Le misure varate rispecchiano questa triste verità. Fatta eccezione della Gran Bretagna, dove un nuovo governo di coalizione è stato da poco eletto sulla piattaforma di austerità, tutti gli altri Paesi hanno raffazzonato una serie di tagli che colpiscono quella fetta sempre più piccola della popolazione che paga le tasse e che invece bisognerebbe sostenere nei momenti recessivi. Chi negli ultimi vent’anni ha intascato più del 60% della crescita del Pil, dagli Hedge Funds al crimine organizzato, non viene toccato perché ha imboscato i guadagni, ha evaso il fisco o semplicemente opera nel mondo dell’illegalità. Ecco uno dei motivi per cui i cittadini europei questa austerità non la vogliono.

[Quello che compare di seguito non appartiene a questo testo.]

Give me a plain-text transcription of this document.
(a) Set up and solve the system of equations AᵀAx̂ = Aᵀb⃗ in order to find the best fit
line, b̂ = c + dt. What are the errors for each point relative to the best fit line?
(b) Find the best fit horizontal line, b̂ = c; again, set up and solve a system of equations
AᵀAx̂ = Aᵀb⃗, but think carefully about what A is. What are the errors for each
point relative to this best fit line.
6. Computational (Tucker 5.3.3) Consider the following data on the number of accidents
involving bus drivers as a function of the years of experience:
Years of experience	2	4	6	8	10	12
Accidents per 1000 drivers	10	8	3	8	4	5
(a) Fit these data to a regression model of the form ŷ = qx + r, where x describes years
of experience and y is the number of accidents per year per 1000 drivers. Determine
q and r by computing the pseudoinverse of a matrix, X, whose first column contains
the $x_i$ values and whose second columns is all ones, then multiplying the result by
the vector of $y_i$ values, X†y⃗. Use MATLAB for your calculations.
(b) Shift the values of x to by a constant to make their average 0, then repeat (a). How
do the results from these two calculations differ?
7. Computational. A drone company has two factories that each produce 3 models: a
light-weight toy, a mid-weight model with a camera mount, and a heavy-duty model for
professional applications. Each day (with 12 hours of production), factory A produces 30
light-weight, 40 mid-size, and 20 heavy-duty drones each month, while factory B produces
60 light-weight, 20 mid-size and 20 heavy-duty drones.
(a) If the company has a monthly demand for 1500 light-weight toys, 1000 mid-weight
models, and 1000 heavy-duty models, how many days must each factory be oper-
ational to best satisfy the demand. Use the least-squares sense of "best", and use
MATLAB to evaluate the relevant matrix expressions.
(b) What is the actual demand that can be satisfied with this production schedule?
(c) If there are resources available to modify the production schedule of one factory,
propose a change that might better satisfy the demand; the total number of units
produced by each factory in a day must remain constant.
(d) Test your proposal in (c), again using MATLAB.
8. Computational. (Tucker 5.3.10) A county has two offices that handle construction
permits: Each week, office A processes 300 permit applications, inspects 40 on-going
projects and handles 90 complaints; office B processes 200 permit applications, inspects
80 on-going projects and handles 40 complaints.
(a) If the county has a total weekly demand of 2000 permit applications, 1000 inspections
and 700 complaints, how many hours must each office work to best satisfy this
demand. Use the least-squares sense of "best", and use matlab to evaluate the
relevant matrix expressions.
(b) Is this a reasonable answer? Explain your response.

In Italia si cerca di addolcire la pillola con l’usuale propaganda: si abbattono i salari nominali e quelli sociali, ma ci si vanta di non aver aumentato le tasse. Viene spontaneo pensare che il motivo sia solo lo scarso numero di chi le paga. Si condanna l’ennesimo obbrobrio edilizio per poterlo accatastare invece di far pagare una penale salatissima a chi lo ha commesso e costringere costoro anche ad abbattere queste costruzioni come avviene in Inghilterra e nella maggior parte dei Paesi civili. Propaganda, demagogia, austerità, neppure il bavaglio alla stampa salveranno la nostra classe politica e i loro tirapiedi dalla crisi economica. Che si tratti della tanto attesa resa dei conti?